In addition to this there is a `SentenceTransformerTrainingArguments` class that allows us to specify all the training parameters.

In [None]:
from sentence_transformers import SentenceTransformerTrainingArguments
from sentence_transformers.training_args import BatchSamplers
 
# load train dataset again
train_dataset = load_dataset("json", data_files="train_dataset.json", split="train")
 
# define training arguments
args = SentenceTransformerTrainingArguments(
    output_dir="bge-base-financial-matryoshka", # output directory and hugging face model ID
    num_train_epochs=4,                         # number of epochs
    per_device_train_batch_size=32,             # train batch size
    gradient_accumulation_steps=16,             # for a global batch size of 512
    per_device_eval_batch_size=16,              # evaluation batch size
    warmup_ratio=0.1,                           # warmup ratio
    learning_rate=2e-5,                         # learning rate, 2e-5 is a good value
    lr_scheduler_type="cosine",                 # use constant learning rate scheduler
    optim="adamw_torch_fused",                  # use fused adamw optimizer
    tf32=True,                                  # use tf32 precision
    bf16=True,                                  # use bf16 precision
    batch_sampler=BatchSamplers.NO_DUPLICATES,  # MultipleNegativesRankingLoss benefits from no duplicate samples in a batch
    eval_strategy="epoch",                      # evaluate after each epoch
    save_strategy="epoch",                      # save after each epoch
    logging_steps=10,                           # log every 10 steps
    save_total_limit=3,                         # save only the last 3 models
    load_best_model_at_end=True,                # load the best model when training ends
    metric_for_best_model="eval_dim_128_cosine_ndcg@10",  # Optimizing for the best ndcg@10 score for the 128 dimension
)

We now have every building block we need to create our `SentenceTransformersTrainer` to start then training our model.

In [None]:
from sentence_transformers import SentenceTransformerTrainer
 
trainer = SentenceTransformerTrainer(
    model=model, # bg-base-en-v1
    args=args,  # training arguments
    train_dataset=train_dataset.select_columns(
        ["positive", "anchor"]
    ),  # training dataset
    loss=train_loss,
    evaluator=evaluator,
)

Start training our model by calling the `train()` method on our `SentenceTransformerTrainer` instance.
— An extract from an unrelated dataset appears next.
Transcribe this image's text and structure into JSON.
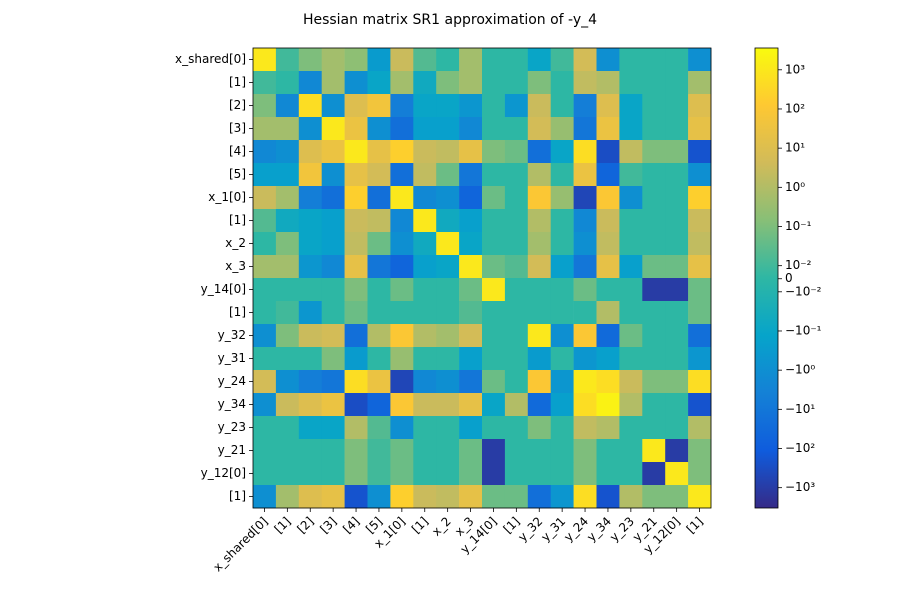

This will start the training loop and train our model for 4 epochs.

In [None]:
# start training, the model will be automatically saved to the hub and the output directory
trainer.train()
 
# save the best model
trainer.save_model()
 
# push model to hub
trainer.model.push_to_hub("bge-base-financial-matryoshka")
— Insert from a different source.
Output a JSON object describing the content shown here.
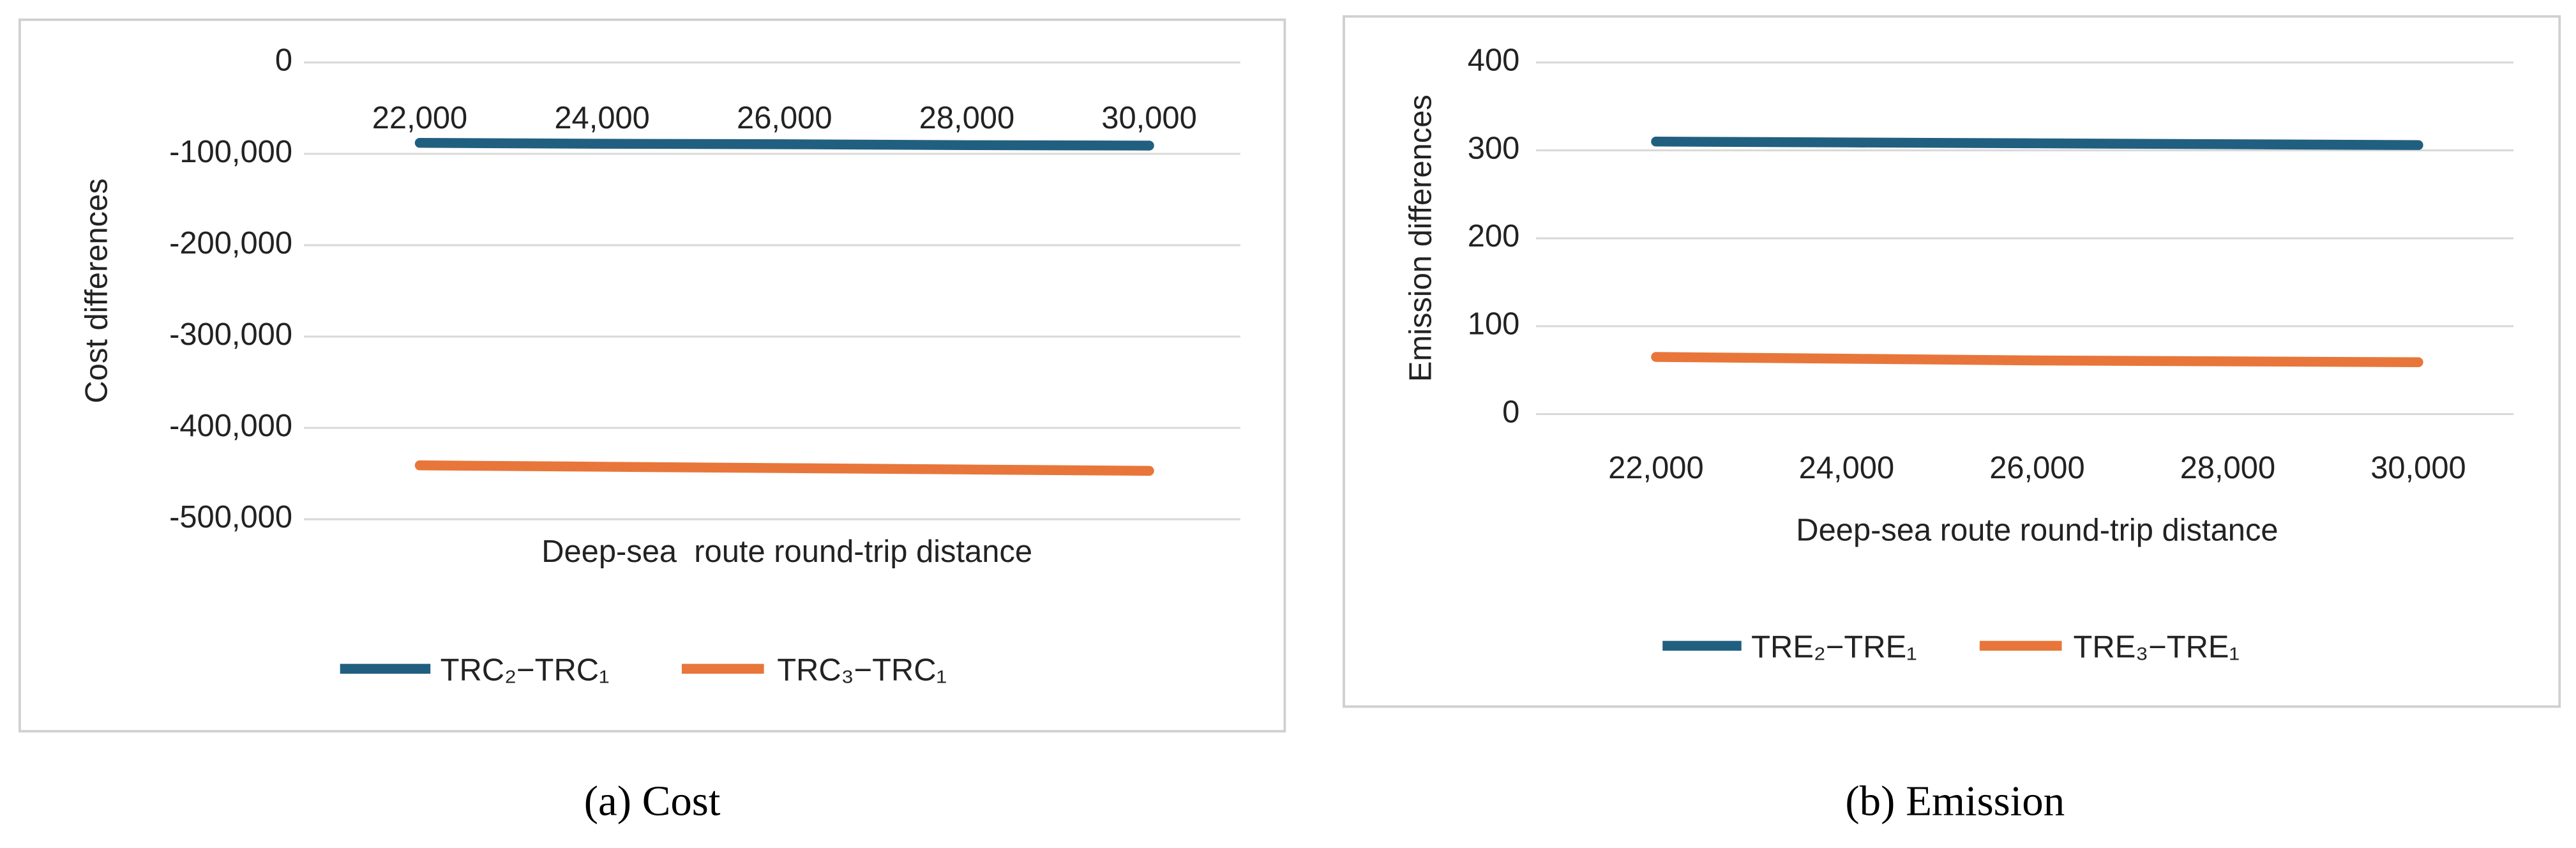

### 5. Evaluate fine-tuned model against baseline
We use the same `InformationRetrievalEvaluator` to evaluate the performance of our model on a given set of queries and corpus set.

In [None]:
from sentence_transformers import SentenceTransformer
 
fine_tuned_model = SentenceTransformer(
    args.output_dir, device="cuda" if torch.cuda.is_available() else "cpu"
)
# Evaluate the model
results = evaluator(fine_tuned_model)
 
# # COMMENT IN for full results
# print(results)
 
# Print the main score
for dim in matryoshka_dimensions:
    key = f"dim_{dim}_cosine_ndcg@10"
    print(f"{key}: {results[key]}")